Amongst all the work I have been trying to keep myself
busy during my days off. Tabaka is very small and has zero form of entertainment.
However, I love walking around the village trying to communicate with the locals
and children. Every time I leave the gates the children scream and call out
mzungu mzungu. I love it, it’s probably what I’m going to miss the most once I leave
this country. The children have also learned “mzungu mzungu, give me sweets”.
Although I’m a huge sweet tooth I don’t usually carry around candy to give to children I don’t know. In my country that would be considered creepy, but
here giving a child candy is completely normal. So, now I buy candy and
pass it out when I can find a small group of children. Any group bigger than
three you run the risk of being bombarded and running out.

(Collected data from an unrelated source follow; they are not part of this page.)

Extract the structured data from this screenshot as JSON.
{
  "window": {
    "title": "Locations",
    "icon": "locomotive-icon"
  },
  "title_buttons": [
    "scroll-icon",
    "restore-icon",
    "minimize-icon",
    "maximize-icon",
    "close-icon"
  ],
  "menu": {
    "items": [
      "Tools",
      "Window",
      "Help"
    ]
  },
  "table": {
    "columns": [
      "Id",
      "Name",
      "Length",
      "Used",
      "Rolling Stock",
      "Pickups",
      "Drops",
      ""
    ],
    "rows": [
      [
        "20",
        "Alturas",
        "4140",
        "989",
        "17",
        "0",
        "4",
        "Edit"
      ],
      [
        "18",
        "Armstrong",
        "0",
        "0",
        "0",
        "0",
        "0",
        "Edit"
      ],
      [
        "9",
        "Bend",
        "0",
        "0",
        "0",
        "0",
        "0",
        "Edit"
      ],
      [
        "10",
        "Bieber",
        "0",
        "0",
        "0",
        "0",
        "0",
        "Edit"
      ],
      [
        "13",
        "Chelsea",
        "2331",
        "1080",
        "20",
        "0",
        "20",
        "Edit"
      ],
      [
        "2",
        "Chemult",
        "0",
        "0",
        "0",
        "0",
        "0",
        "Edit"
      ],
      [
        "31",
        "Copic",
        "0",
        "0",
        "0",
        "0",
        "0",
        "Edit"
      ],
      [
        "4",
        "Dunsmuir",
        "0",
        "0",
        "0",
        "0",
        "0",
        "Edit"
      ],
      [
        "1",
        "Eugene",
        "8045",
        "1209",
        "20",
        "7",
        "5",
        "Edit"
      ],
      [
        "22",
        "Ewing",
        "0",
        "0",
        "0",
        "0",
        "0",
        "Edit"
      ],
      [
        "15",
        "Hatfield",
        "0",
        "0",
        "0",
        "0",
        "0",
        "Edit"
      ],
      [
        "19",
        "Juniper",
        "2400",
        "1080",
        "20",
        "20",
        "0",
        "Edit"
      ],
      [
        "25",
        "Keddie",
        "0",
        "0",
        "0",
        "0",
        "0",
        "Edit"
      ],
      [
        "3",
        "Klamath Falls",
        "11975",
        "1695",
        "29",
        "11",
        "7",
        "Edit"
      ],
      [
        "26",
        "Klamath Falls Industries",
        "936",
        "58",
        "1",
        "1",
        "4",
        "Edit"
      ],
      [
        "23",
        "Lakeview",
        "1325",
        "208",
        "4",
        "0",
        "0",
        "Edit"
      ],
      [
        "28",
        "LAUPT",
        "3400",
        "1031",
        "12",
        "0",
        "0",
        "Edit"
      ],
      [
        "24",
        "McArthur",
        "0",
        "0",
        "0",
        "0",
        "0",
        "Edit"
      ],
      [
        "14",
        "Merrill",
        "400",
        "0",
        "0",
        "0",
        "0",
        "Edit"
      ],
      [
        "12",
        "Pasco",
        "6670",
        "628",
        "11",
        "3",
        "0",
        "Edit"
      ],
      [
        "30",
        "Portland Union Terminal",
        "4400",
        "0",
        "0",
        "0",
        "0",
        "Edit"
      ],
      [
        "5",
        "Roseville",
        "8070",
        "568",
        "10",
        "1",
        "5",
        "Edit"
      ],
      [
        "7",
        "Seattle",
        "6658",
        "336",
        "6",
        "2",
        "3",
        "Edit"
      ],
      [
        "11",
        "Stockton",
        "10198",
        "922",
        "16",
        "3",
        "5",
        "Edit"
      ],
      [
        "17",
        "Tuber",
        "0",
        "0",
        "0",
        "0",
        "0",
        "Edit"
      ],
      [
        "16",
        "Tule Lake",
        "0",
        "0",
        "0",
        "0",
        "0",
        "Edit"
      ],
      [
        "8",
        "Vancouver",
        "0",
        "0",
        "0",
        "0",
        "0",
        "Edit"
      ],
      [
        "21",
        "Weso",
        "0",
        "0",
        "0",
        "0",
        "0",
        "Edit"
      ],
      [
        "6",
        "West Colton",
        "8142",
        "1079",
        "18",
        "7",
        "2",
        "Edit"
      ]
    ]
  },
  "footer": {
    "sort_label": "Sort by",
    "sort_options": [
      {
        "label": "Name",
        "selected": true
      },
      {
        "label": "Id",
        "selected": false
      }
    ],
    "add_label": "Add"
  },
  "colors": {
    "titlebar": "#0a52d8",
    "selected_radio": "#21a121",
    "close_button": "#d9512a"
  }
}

"mzungu mzungu give me sweets"
Giving away candy
He loved my hat,
excuse my awful hat hair
Beautiful Tabakan baby
He loved my camera
Also, I have officially started legitimate Kiswahili lessons, I don’t know how long it will last but I really appreciate the help. Fr Gabriel has decided to take me under his wing because right now I speak “kitchen Swahili”. Believe it or not in this region of Kenya many people do not speak proper Kiswahili, so I’m picking up a lot of shang (yes it’s called shang not slang). In addition, whenever I have the opportunity I try to visit Lake Victoria. The lake is actually very close but the roads are terrible so it takes forever to get there. I love the lake, it’s definitely on my top ten list of most beautiful places I have ever seen. Surrounded by beautiful green landscape, the lake is so big it looks like the ocean. Lake Victoria is literally heaven on earth to me in Kenya, I wish I could stay on the lake all the time.
In the village Nyagwethe
Nyagwethe children
Lake Victoria
Lake Victoria
What a sad story about the dehydrated child with sepsis. I've had similar struggles with the NG tube placements. Keep up the good work Bre. And keep taking those great photos!